Conditions : il doit y avoir :
- Un défaut (fondations, solidité, inconstructibilité, pas la vétusté)
- Suffisamment grave
- Occulte, c’est-à-dire que l’acheteur ne pouvait pas déceler
- Antérieur à la vente, souvent déduite de la nature du vice
Sanction : au choix de l’acquéreur
- Action en résolution du contrat de vente avec restitution du prix et remboursement des frais de la vente
- Action en diminution du prix
- + Eventuellement des dommages et intérêts en cas de mauvaise foi du vendeur.
A noter: le vice ne doit plus nécessairement être intrinsèque au bien vendu (par exemple, l’échouage régulier d’algues toxiques à proximité du bien vendu (Cass. 3e civ., 15.06.2022, n°21-13.286)).
L’action doit être engagée dans les 2 ans de la découverte du vice et dans la limite du délai butoir de prescription de 20 ans.
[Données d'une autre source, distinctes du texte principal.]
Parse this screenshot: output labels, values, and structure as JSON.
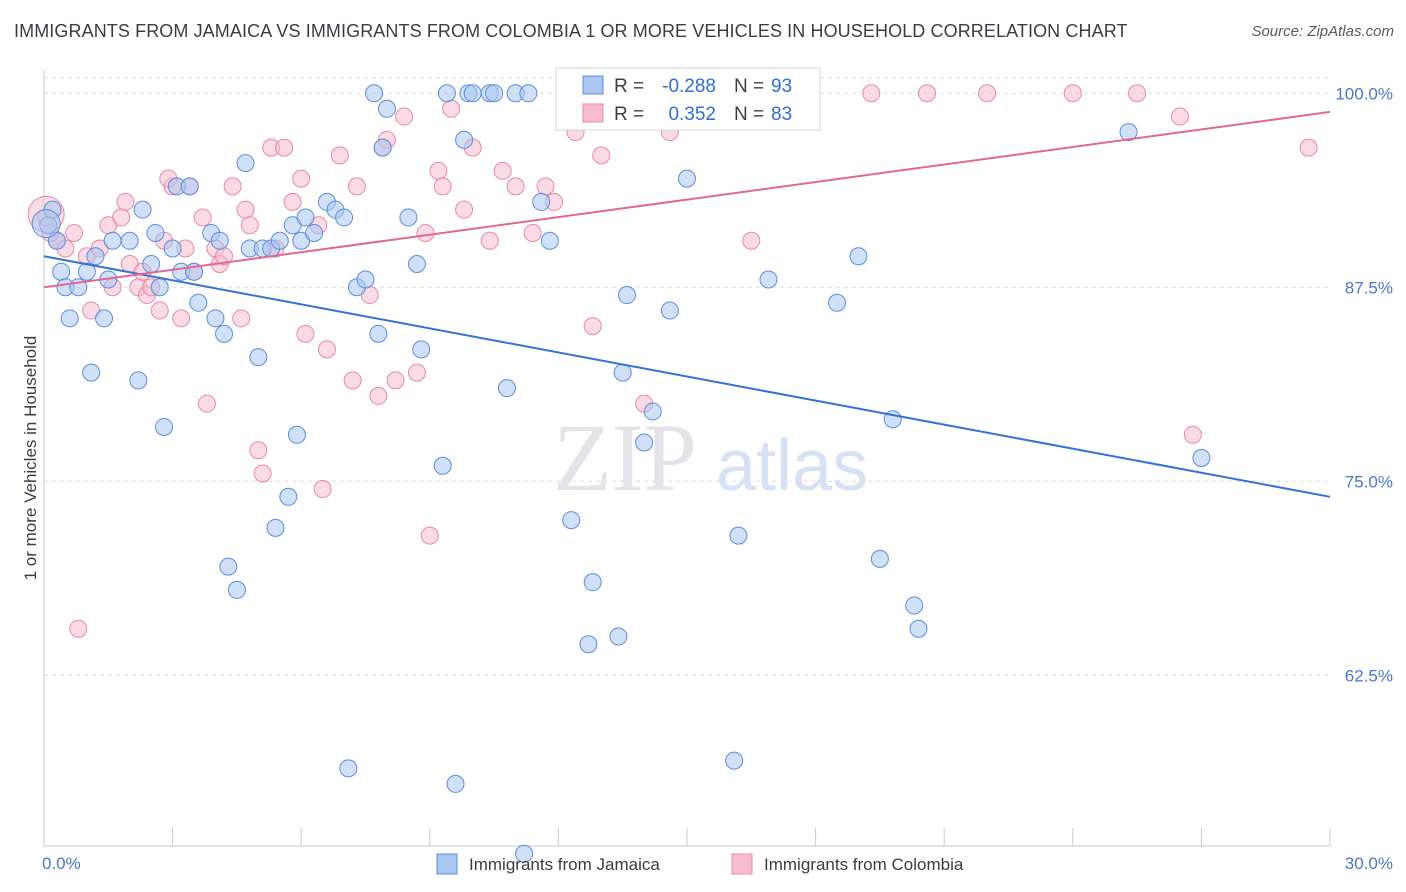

RECOURS EN GARANTIE D’EVICTION
(Articles 1625 et suivants du Code civil)
Le vendeur doit garantir à l’acheteur “la possession paisible de la chose vendue » c’est-à-dire que :
- Le vendeur ne doit pas porter atteinte à la propriété ou la possession de l’acheteur
- Il ne doit pas permettre qu’un tiers invoque un droit sur le bien vendu.
Sanction :
- Résolution de la vente, restitution du prix de vente, remboursement des frais de vente et des droits de mutation payés,
- Dommages et intérêts si l’acquéreur subit un préjudice que ne répare pas le remboursement du prix.
FOCUS SUR LES CLAUSES DE NON-GARANTIE
Les clauses qui ont pour but de limiter ou d’exclure la garantie due par le vendeur ne sont pas valables si :
- Le vendeur est un professionnel (acte accompli pour les besoins de sa profession : promoteur, SCI) et l’acquéreur un non-professionnel (personne physique qui n’agit pas à des fins professionnelles ou pour une acquisition sans rapport avec l’activité professionnelle qu’il exerce)
- Si le vendeur est de mauvaise foi,
Par exemple s’il connaissait l’existence des vices cachés
La mauvaise foi est plus ou moins facile à établir,
Par exemple pour un bien avec un fort taux d’humidité et des ruissellements et remontées d’eau de pluie, il est invraisemblable que le vendeur l’ignorât ;
Par exemple lorsque le vendeur dissimule des vices par d’habiles travaux
- Si elle est rédigée de manière ambiguë.
S’il y a besoin d’une interprétation, elle se fera contre le vendeur (Article 1602 du Code civil).
Les clauses de style, génériques, ne sont pas valables.
Une clause claire sera par exemple une clause qui indique la difficulté et énonce que l’acquéreur entend en faire son affaire personnelle sans recours contre le vendeur.
- Si le DDT est incomplet: plomb, amiante, termites, gaz, électricité, assainissement et que le vice est en lien avec le document manquant.
RECOURS EN RESCISION POUR LESION
(Articles 1674 et suivants du Code civil)
Si le vendeur a été lésé de plus de sept douzièmes dans le prix d’un immeuble, il a le droit de demander la rescision de la vente.
La valeur s’apprécie au jour de la vente (au moment de la levée de l’option ou au moment de la levée des conditions suspensives) et non au jour du jugement
Il n’est pas possible de renoncer à cette action.
Délai : l’action doit être engagée dans les 2 ans de la vente.